O Alzheimer afeta cerca de 55 milhões de pessoas no mundo e é uma das principais causas de demência em idosos. A doença é progressiva, comprometendo a memória, o raciocínio e a capacidade de realizar tarefas simples.
Diante desse cenário, os Estados Unidos aprovaram, no último dia 16 de maio, o primeiro exame de sangue voltado ao diagnóstico do Alzheimer. Desenvolvido pela empresa japonesa Fujirebio Diagnostics, o teste foi autorizado pela FDA (agência reguladora americana) e é destinado a pacientes com 55 anos ou mais que apresentem sinais da doença.
Mais acessível e menos invasivo que exames como a tomografia por emissão de pósitrons (PET), o novo teste analisa a razão entre duas proteínas presentes no plasma humano: pTau217 e β-amiloide 1-42. A detecção dessas proteínas permite identificar a presença de placas amiloides no cérebro, principal indicativo do Alzheimer, sem a necessidade de métodos caros e que envolvem radiação.
Em testes clínicos, o exame apresentou alta precisão: 91,7% dos resultados positivos coincidiram com exames tradicionais, como PET ou punção lombar, e 97,3% dos negativos também foram confirmados por esses métodos. A nova opção pode acelerar o diagnóstico e melhorar a resposta ao tratamento.
Potencial impacto para o Pará
No contexto paraense, onde o acesso a exames de imagem de alta complexidade ainda é limitado, principalmente fora da capital, a possibilidade de diagnóstico por meio de um simples exame de sangue representa uma oportunidade concreta de ampliar o alcance da atenção aos idosos com sinais de demência. Hospitais regionais e unidades do SUS que hoje enfrentam dificuldades logísticas e financeiras para realizar exames mais caros poderiam se beneficiar com uma alternativa mais viável.
Para o diretor de comunicação do SINDMEPA e cirurgião pediatra, Eduardo Amoras, o exame representa uma oportunidade concreta de ampliar o acesso ao diagnóstico em hospitais regionais e unidades básicas de saúde, facilitando a triagem e o encaminhamento adequado dos casos suspeitos.

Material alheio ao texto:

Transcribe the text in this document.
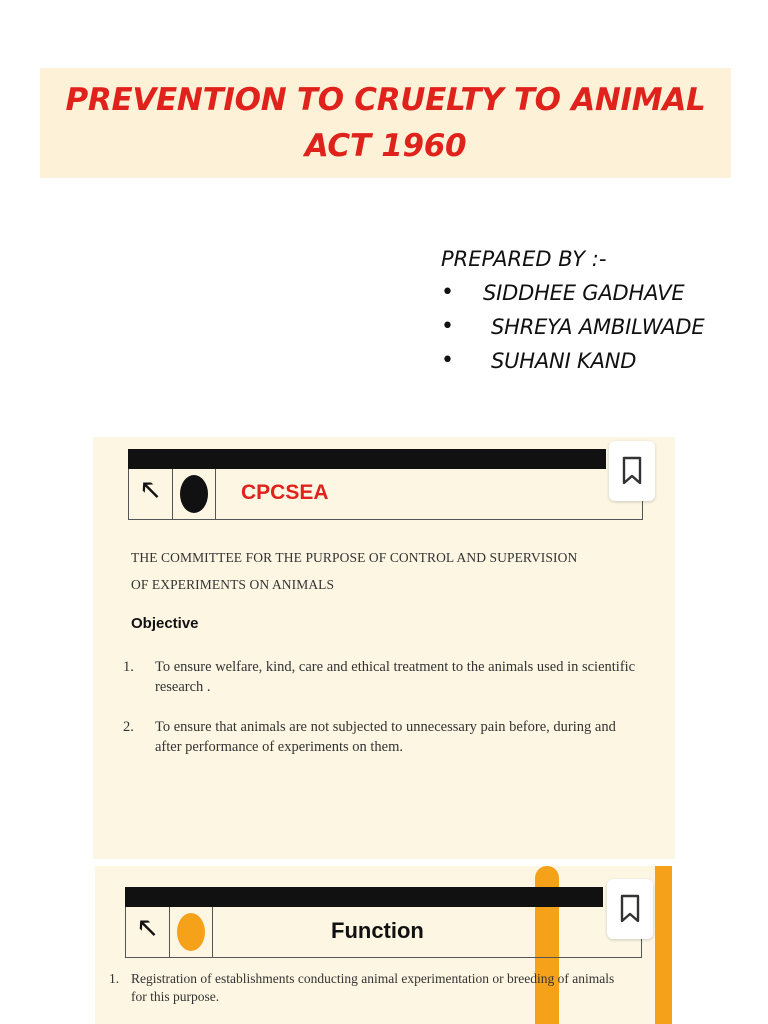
PREVENTION TO CRUELTY TO ANIMAL
ACT 1960
PREPARED BY :-
•	SIDDHEE GADHAVE
•	SHREYA AMBILWADE
•	SUHANI KAND
🡔	CPCSEA
THE COMMITTEE FOR THE PURPOSE OF CONTROL AND SUPERVISION
OF EXPERIMENTS ON ANIMALS
Objective
1. To ensure welfare, kind, care and ethical treatment to the animals used in scientific research .
2. To ensure that animals are not subjected to unnecessary pain before, during and after performance of experiments on them.
🡔	Function
1. Registration of establishments conducting animal experimentation or breeding of animals for this purpose.
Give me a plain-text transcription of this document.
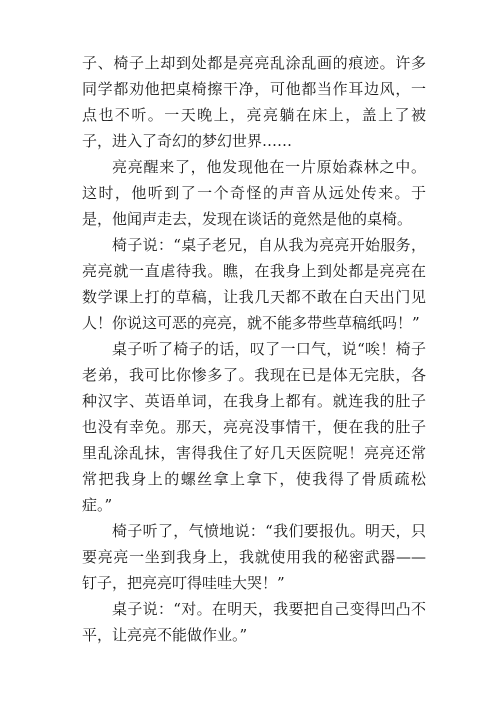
子、椅子上却到处都是亮亮乱涂乱画的痕迹。许多同学都劝他把桌椅擦干净，可他都当作耳边风，一点也不听。一天晚上，亮亮躺在床上，盖上了被子，进入了奇幻的梦幻世界……

亮亮醒来了，他发现他在一片原始森林之中。这时，他听到了一个奇怪的声音从远处传来。于是，他闻声走去，发现在谈话的竟然是他的桌椅。

椅子说：“桌子老兄，自从我为亮亮开始服务，亮亮就一直虐待我。瞧，在我身上到处都是亮亮在数学课上打的草稿，让我几天都不敢在白天出门见人！你说这可恶的亮亮，就不能多带些草稿纸吗！”

桌子听了椅子的话，叹了一口气，说“唉！椅子老弟，我可比你惨多了。我现在已是体无完肤，各种汉字、英语单词，在我身上都有。就连我的肚子也没有幸免。那天，亮亮没事情干，便在我的肚子里乱涂乱抹，害得我住了好几天医院呢！亮亮还常常把我身上的螺丝拿上拿下，使我得了骨质疏松症。”

椅子听了，气愤地说：“我们要报仇。明天，只要亮亮一坐到我身上，我就使用我的秘密武器——钉子，把亮亮叮得哇哇大哭！”

桌子说：“对。在明天，我要把自己变得凹凸不平，让亮亮不能做作业。”
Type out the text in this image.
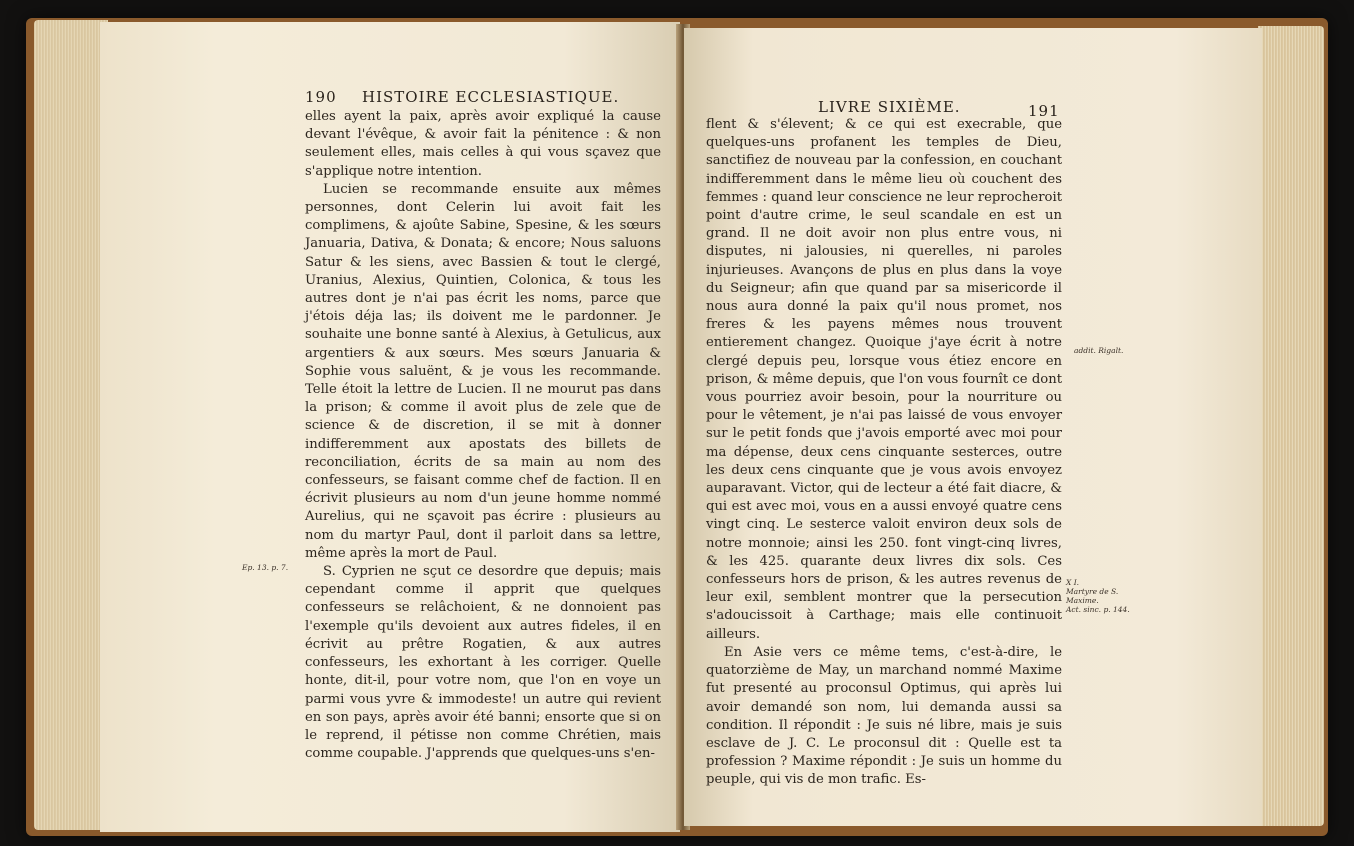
190 HISTOIRE ECCLESIASTIQUE.

elles ayent la paix, après avoir expliqué la cause devant l'évêque, & avoir fait la pénitence : & non seulement elles, mais celles à qui vous sçavez que s'applique notre intention.

Lucien se recommande ensuite aux mêmes personnes, dont Celerin lui avoit fait les complimens, & ajoûte Sabine, Spesine, & les sœurs Januaria, Dativa, & Donata; & encore; Nous saluons Satur & les siens, avec Bassien & tout le clergé, Uranius, Alexius, Quintien, Colonica, & tous les autres dont je n'ai pas écrit les noms, parce que j'étois déja las; ils doivent me le pardonner. Je souhaite une bonne santé à Alexius, à Getulicus, aux argentiers & aux sœurs. Mes sœurs Januaria & Sophie vous saluënt, & je vous les recommande. Telle étoit la lettre de Lucien. Il ne mourut pas dans la prison; & comme il avoit plus de zele que de science & de discretion, il se mit à donner indifferemment aux apostats des billets de reconciliation, écrits de sa main au nom des confesseurs, se faisant comme chef de faction. Il en écrivit plusieurs au nom d'un jeune homme nommé Aurelius, qui ne sçavoit pas écrire : plusieurs au nom du martyr Paul, dont il parloit dans sa lettre, même après la mort de Paul.

S. Cyprien ne sçut ce desordre que depuis; mais cependant comme il apprit que quelques confesseurs se relâchoient, & ne donnoient pas l'exemple qu'ils devoient aux autres fideles, il en écrivit au prêtre Rogatien, & aux autres confesseurs, les exhortant à les corriger. Quelle honte, dit-il, pour votre nom, que l'on en voye un parmi vous yvre & immodeste! un autre qui revient en son pays, après avoir été banni; ensorte que si on le reprend, il pétisse non comme Chrétien, mais comme coupable. J'apprends que quelques-uns s'en-

Ep. 13. p. 7.
LIVRE SIXIÈME.	191

flent & s'élevent; & ce qui est execrable, que quelques-uns profanent les temples de Dieu, sanctifiez de nouveau par la confession, en couchant indifferemment dans le même lieu où couchent des femmes : quand leur conscience ne leur reprocheroit point d'autre crime, le seul scandale en est un grand. Il ne doit avoir non plus entre vous, ni disputes, ni jalousies, ni querelles, ni paroles injurieuses. Avançons de plus en plus dans la voye du Seigneur; afin que quand par sa misericorde il nous aura donné la paix qu'il nous promet, nos freres & les payens mêmes nous trouvent entierement changez. Quoique j'aye écrit à notre clergé depuis peu, lorsque vous étiez encore en prison, & même depuis, que l'on vous fournît ce dont vous pourriez avoir besoin, pour la nourriture ou pour le vêtement, je n'ai pas laissé de vous envoyer sur le petit fonds que j'avois emporté avec moi pour ma dépense, deux cens cinquante sesterces, outre les deux cens cinquante que je vous avois envoyez auparavant. Victor, qui de lecteur a été fait diacre, & qui est avec moi, vous en a aussi envoyé quatre cens vingt cinq. Le sesterce valoit environ deux sols de notre monnoie; ainsi les 250. font vingt-cinq livres, & les 425. quarante deux livres dix sols. Ces confesseurs hors de prison, & les autres revenus de leur exil, semblent montrer que la persecution s'adoucissoit à Carthage; mais elle continuoit ailleurs.

En Asie vers ce même tems, c'est-à-dire, le quatorzième de May, un marchand nommé Maxime fut presenté au proconsul Optimus, qui après lui avoir demandé son nom, lui demanda aussi sa condition. Il répondit : Je suis né libre, mais je suis esclave de J. C. Le proconsul dit : Quelle est ta profession ? Maxime répondit : Je suis un homme du peuple, qui vis de mon trafic. Es-

addit. Rigalt.
X I.
Martyre de S. Maxime.
Act. sinc. p. 144.
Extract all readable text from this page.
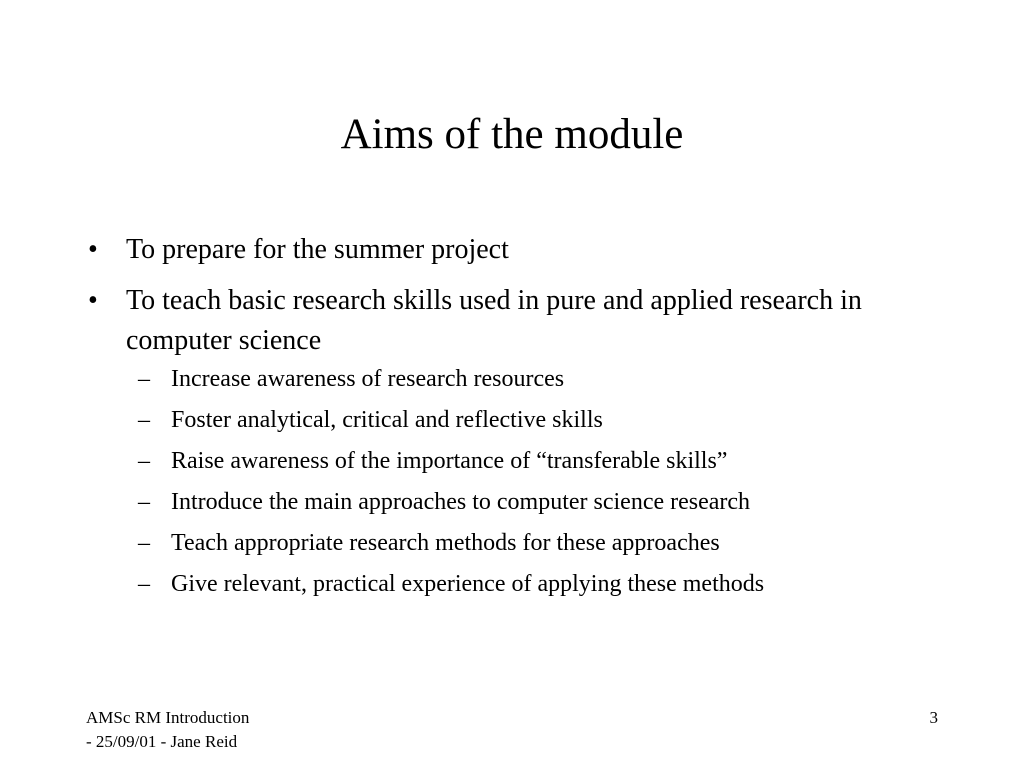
Aims of the module
• To prepare for the summer project
• To teach basic research skills used in pure and applied research in computer science
– Increase awareness of research resources
– Foster analytical, critical and reflective skills
– Raise awareness of the importance of “transferable skills”
– Introduce the main approaches to computer science research
– Teach appropriate research methods for these approaches
– Give relevant, practical experience of applying these methods
AMSc RM Introduction
- 25/09/01 - Jane Reid
3
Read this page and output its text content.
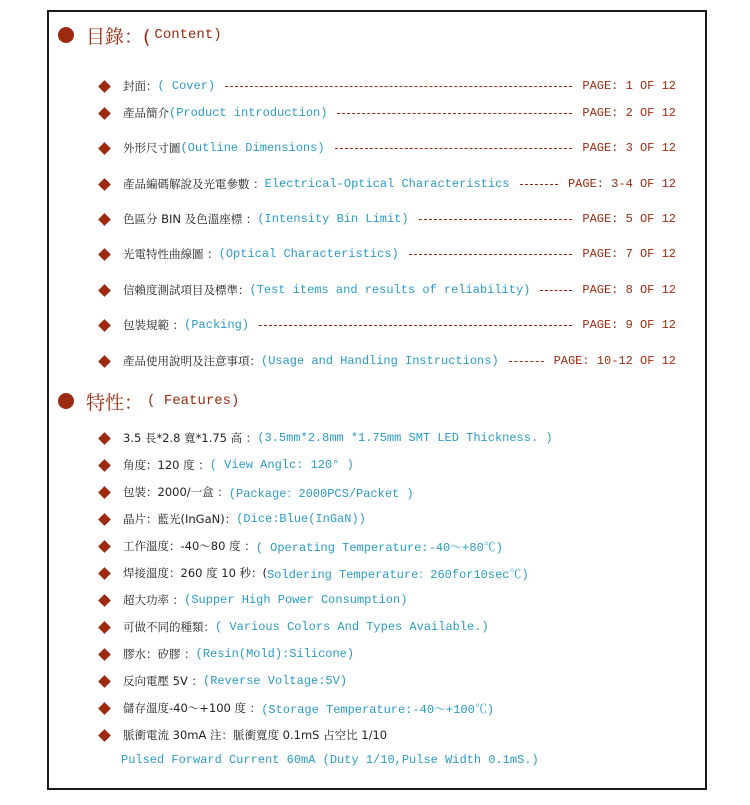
目錄：( Content)
封面： ( Cover)	PAGE: 1 OF 12
產品簡介 (Product introduction)	PAGE: 2 OF 12
外形尺寸圖 (Outline Dimensions)	PAGE: 3 OF 12
產品編碼解說及光電參數 ： Electrical-Optical Characteristics	PAGE: 3-4 OF 12
色區分 BIN 及色溫座標 ： (Intensity Bin Limit)	PAGE: 5 OF 12
光電特性曲線圖 ： (Optical Characteristics)	PAGE: 7 OF 12
信賴度測試項目及標準： (Test items and results of reliability)	PAGE: 8 OF 12
包裝規範 ： (Packing)	PAGE: 9 OF 12
產品使用說明及注意事項： (Usage and Handling Instructions)	PAGE: 10-12 OF 12
特性： ( Features)
3.5 長*2.8 寬*1.75 高 ： (3.5mm*2.8mm *1.75mm SMT LED Thickness. )
角度：120 度 ： ( View Anglc: 120° )
包裝：2000/一盒 ： (Package：2000PCS/Packet )
晶片：藍光(InGaN)： (Dice:Blue(InGaN))
工作溫度：-40～80 度 ： ( Operating Temperature:-40～+80℃)
焊接溫度：260 度 10 秒：( Soldering Temperature：260for10sec℃)
超大功率 ： (Supper High Power Consumption)
可做不同的種類： ( Various Colors And Types Available.)
膠水：矽膠 ： (Resin(Mold):Silicone)
反向電壓 5V ： (Reverse Voltage:5V)
儲存溫度-40～+100 度 ： (Storage Temperature:-40～+100℃)
脈衝電流 30mA 注：脈衝寬度 0.1mS 占空比 1/10
Pulsed Forward Current 60mA (Duty 1/10,Pulse Width 0.1mS.)
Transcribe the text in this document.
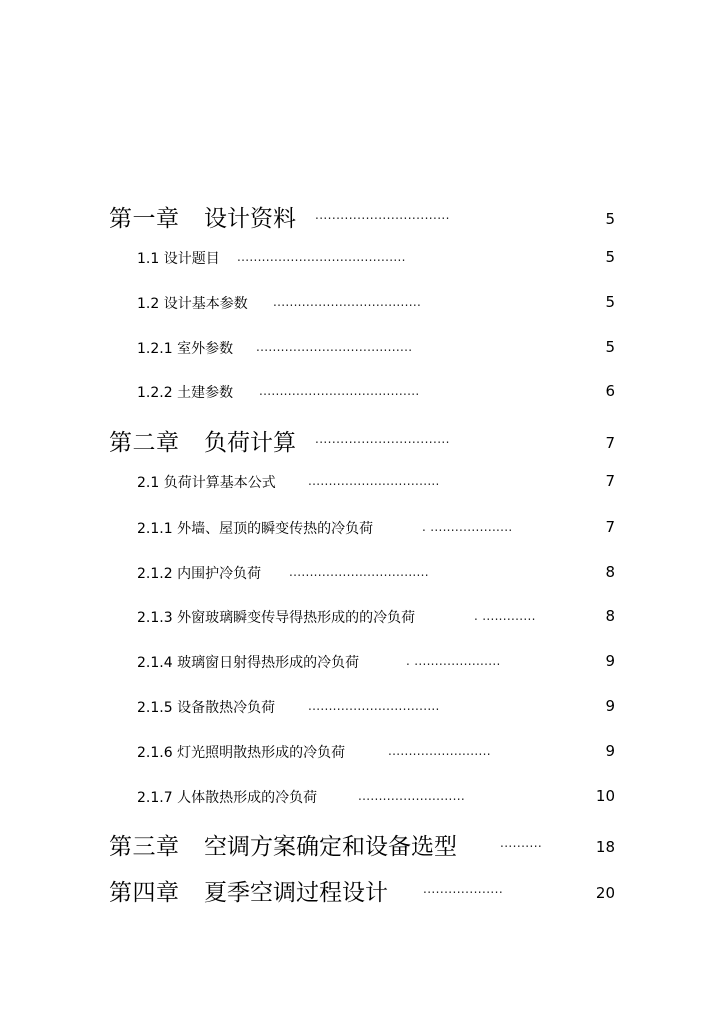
第一章 设计资料 ................................	5
1.1 设计题目 .........................................	5
1.2 设计基本参数 ....................................	5
1.2.1 室外参数 ......................................	5
1.2.2 土建参数 .......................................	6
第二章 负荷计算 ................................	7
2.1 负荷计算基本公式	................................	7
2.1.1 外墙、屋顶的瞬变传热的冷负荷	. ....................	7
2.1.2 内围护冷负荷 ..................................	8
2.1.3 外窗玻璃瞬变传导得热形成的的冷负荷	. .............	8
2.1.4 玻璃窗日射得热形成的冷负荷	. .....................	9
2.1.5 设备散热冷负荷	................................	9
2.1.6 灯光照明散热形成的冷负荷	.........................	9
2.1.7 人体散热形成的冷负荷	..........................	10
第三章 空调方案确定和设备选型	..........	18
第四章 夏季空调过程设计	...................	20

Além disso, o diagnóstico precoce contribui para o planejamento do cuidado, melhora a qualidade de vida dos pacientes e alivia o impacto sobre os cuidadores.
Atualmente, o exame de sangue PrecivityAD, que identifica biomarcadores do Alzheimer, ainda não está disponível no SUS. No entanto, tramita na Câmara dos Deputados o Projeto de Lei 3210/2024, que propõe sua incorporação ao sistema público, com prioridade para pacientes com histórico familiar da doença ou sinais iniciais de comprometimento cognitivo. O projeto também prevê a capacitação de profissionais e a integração dos resultados ao prontuário eletrônico dos pacientes.